Judge Gerald Clifton told the defendants one of the reasons they targeted their victims was because they were not part of their community or religion.
Later that year, documents emerged which allegedly showed agencies in Rotherham were aware of allegations of widespread targeted abuse of teenage girls in the town by groups of Asian men.
In June 2013, members of a sadistic paedophile ring in Oxford were jailed at the Old Bailey.
Brothers Akhtar Dogar, 32, and Anjum Dogar, 31, and Mohammed Karrar, 38, and Bassam Karrar, 34, were handed life terms alongside Kamar Jamil, 27, while two others, Zeeshan Ahmed, 28, and Assad Hussain, 32, were both jailed for seven years.
David Simmonds, chairman of the Local Government Association's children and young people board, said the report made for "uncomfortable reading".

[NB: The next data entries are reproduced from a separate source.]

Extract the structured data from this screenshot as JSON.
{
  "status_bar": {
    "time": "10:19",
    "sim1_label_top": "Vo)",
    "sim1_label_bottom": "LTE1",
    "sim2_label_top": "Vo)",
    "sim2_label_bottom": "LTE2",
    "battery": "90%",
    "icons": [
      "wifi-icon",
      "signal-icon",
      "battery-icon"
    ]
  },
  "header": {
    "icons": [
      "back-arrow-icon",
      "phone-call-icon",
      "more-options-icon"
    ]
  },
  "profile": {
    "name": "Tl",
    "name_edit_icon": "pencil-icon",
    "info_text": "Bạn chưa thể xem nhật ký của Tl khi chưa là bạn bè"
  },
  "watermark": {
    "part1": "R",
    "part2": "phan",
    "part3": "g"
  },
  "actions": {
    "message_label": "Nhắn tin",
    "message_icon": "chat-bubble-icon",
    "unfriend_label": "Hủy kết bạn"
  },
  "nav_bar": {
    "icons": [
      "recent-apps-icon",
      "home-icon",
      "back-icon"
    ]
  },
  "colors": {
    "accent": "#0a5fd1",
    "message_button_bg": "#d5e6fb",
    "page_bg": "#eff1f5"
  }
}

He said: "Councils across the country will now be reflecting on its implications and asking questions of their staff to ensure we are doing everything possible to protect each and every child.
"The exploitation of children for sexual or any other abuse has no place in society. There are lessons in this report for every community and we must all work together to stamp out this awful crime."
Sir Tony Hawkhead, of charity Action for Children, described the report as "distressing".
He said: "The tragedy is that so many cases could be avoided, if the right support had been in place at an early stage, anticipating the dangers."
Anne Longfield, 4Children chief executive, said child sexual exploitation "shatters lives", adding: "But perhaps the most shocking fact is that the scale and extent of it across the UK remains unknown. It is clear that the agencies which are supposed to keep children safe are still too often failing to protect them."
She said the charity reaffirms its previous call for a time limited inquiry, led by the Prime Minister, into child sexual exploitation in Rotherham and elsewhere, "recognising the scale and importance of the issue".
Ms Longfield said we need "a clear responsibility on all agencies, including Ofsted, to work together, share information and listen to children", a dding: "In light of the systemic failures in Rotherham there is a clear need for a more rigorous Ofsted inspection regime to ensure that child sexual exploitation never again remains unnoticed."